My wife has been asking me all week what I might want to do today … on Father’s Day 2022. She has been telling me that this is my day, she wants to honor me for being a great dad to our children and a great papa to our grandchildren. She wants to do something special, to treat me to something, to share an experience or a special dinner. I seem to be a difficult person to honor. I don’t really want to do much except to spend the day with her … something quiet. I like quiet.
Mostly what I’d like to do is take some time today to offer my gratitude that I am directly connected to other fathers, specifically the fathers of our grandkids, who are doing a phenomenal job of loving, encouraging and enabling the youngest in our families to be the best versions of themselves that they can possibly be. This is something you dream of when your kids are walking down their own wedding aisles. So today, the gift I get to enjoy is gratitude. I don’t want to ever take that for granted.
I understand how fortunate I am … especially in the city that I find myself in at this point of my life’s journey. My morning began by driving with my wife over to another part of our vast neighborhood to pick up the donuts for her coffee shop. Between here and there are very different realities … realities that I am very familiar with but, in the context of my own end of the neighborhood, not always in front of me on the weekends. These are the realities of addiction, mental illness, and living outside. I see this everyday and everyday it impresses on me something else about the human condition. Today, my own Fathers Day gratitude was paused by the reality of countless other individual’s experience. In the pause lives so many questions that we are often too busy or focused or naive or …. to consider.
Questions filled my soul like, “Is that guy a dad … where are his children … are they aware of what is happening in his life right now?” Questions like, “What dreams did their dad have for them that have gone horribly wrong?” Questions like, “Does their dad know where they are?” Questions like “Does he know where his kids are right now … Does he even know it’s Fathers Day … If he does, then does the realization cause more pain, more regret, does it cause him to want to climb up or dig down further?” Questions like, “Does the message on that church sign they are walking by about the blessings of fatherhood light a spark of hope in their soul or dump another bucket of ……… on their heads?”

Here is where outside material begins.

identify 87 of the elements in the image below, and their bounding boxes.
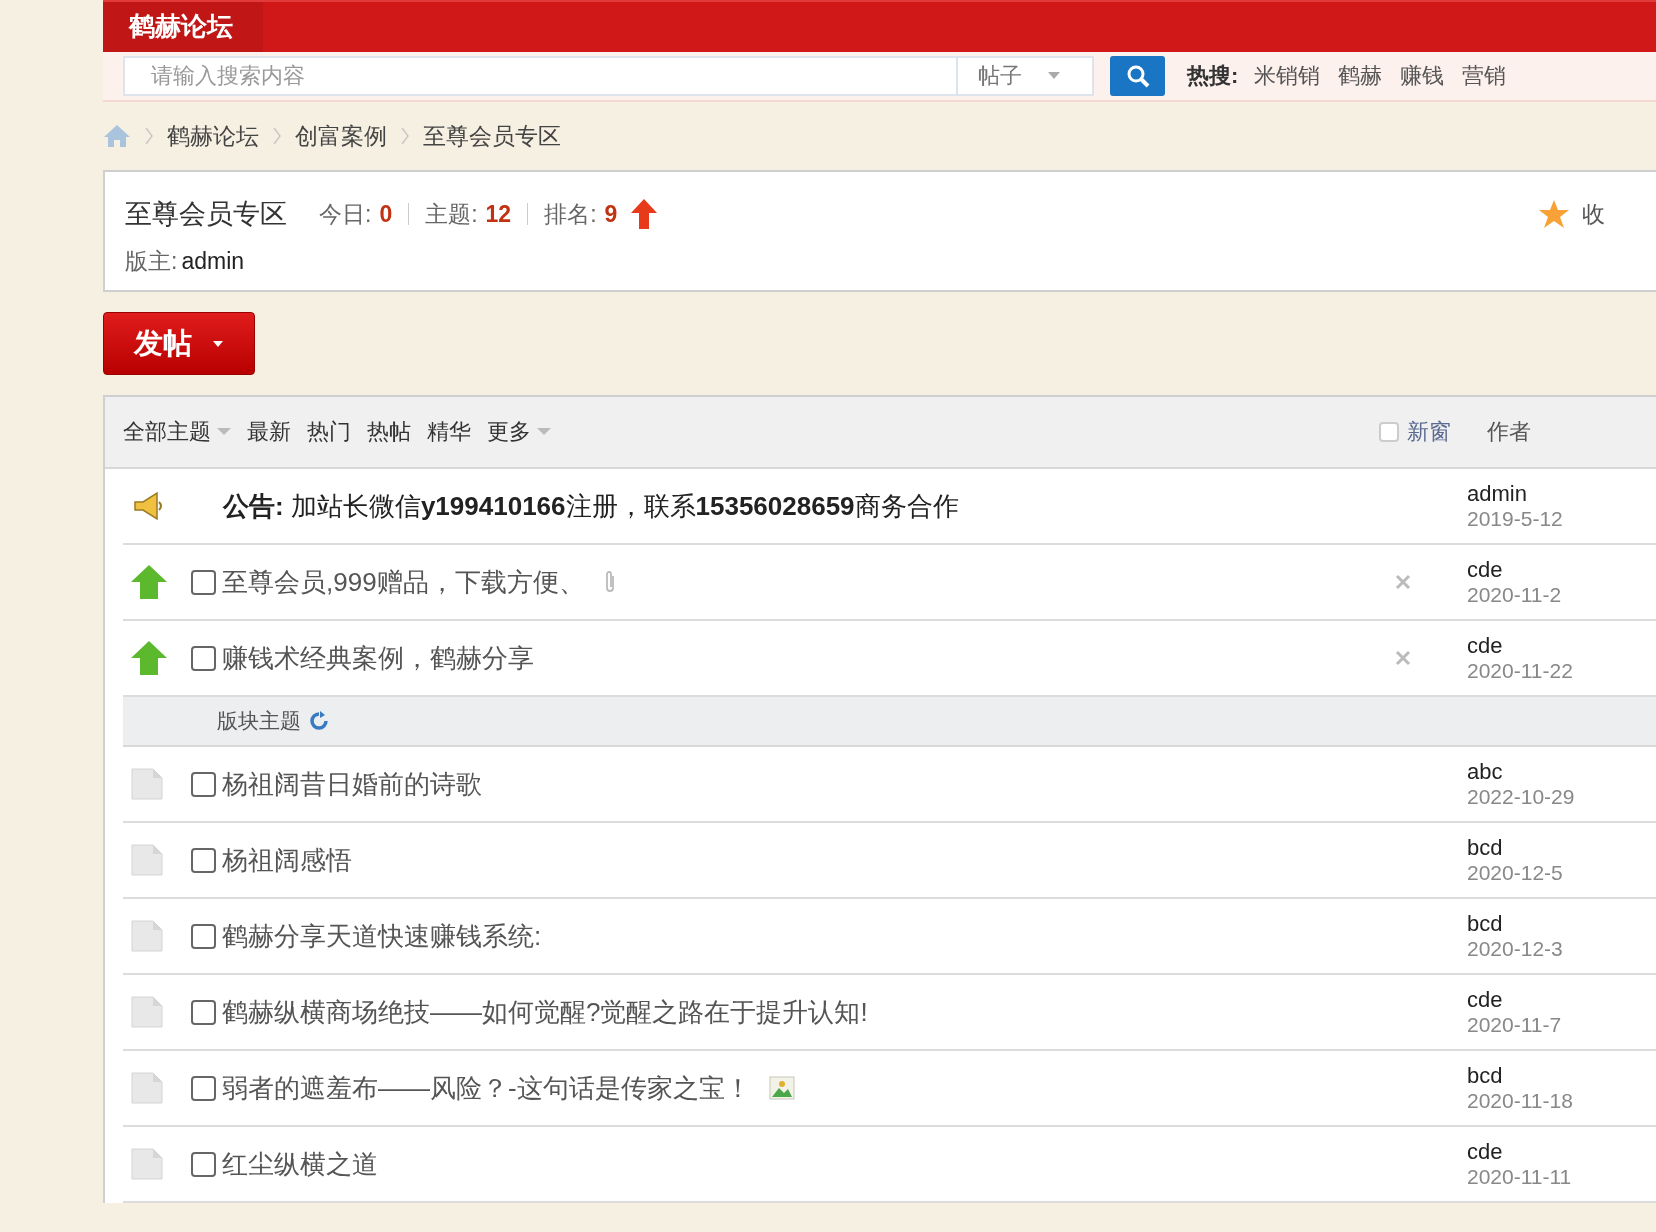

Once again, I am reminded that these observations, begun with the greatest of intentions, deal more with Hallmark than humanity. Don’t get me wrong, I am all in favor of honoring those who are due honor … even honor on a sliding scale. What I hope for today, more than anything, is that these opportunities bring forth the realization of the human condition. I hope we can internalize that, on the day of our birth, there was promise, there were dreams, there were hopes. This is a nearly universal truth. On days like this one, while reminding us that they have been realized in some stories and not yet in others, may they also remind us more importantly of our common humanity and the value of each story we encounter.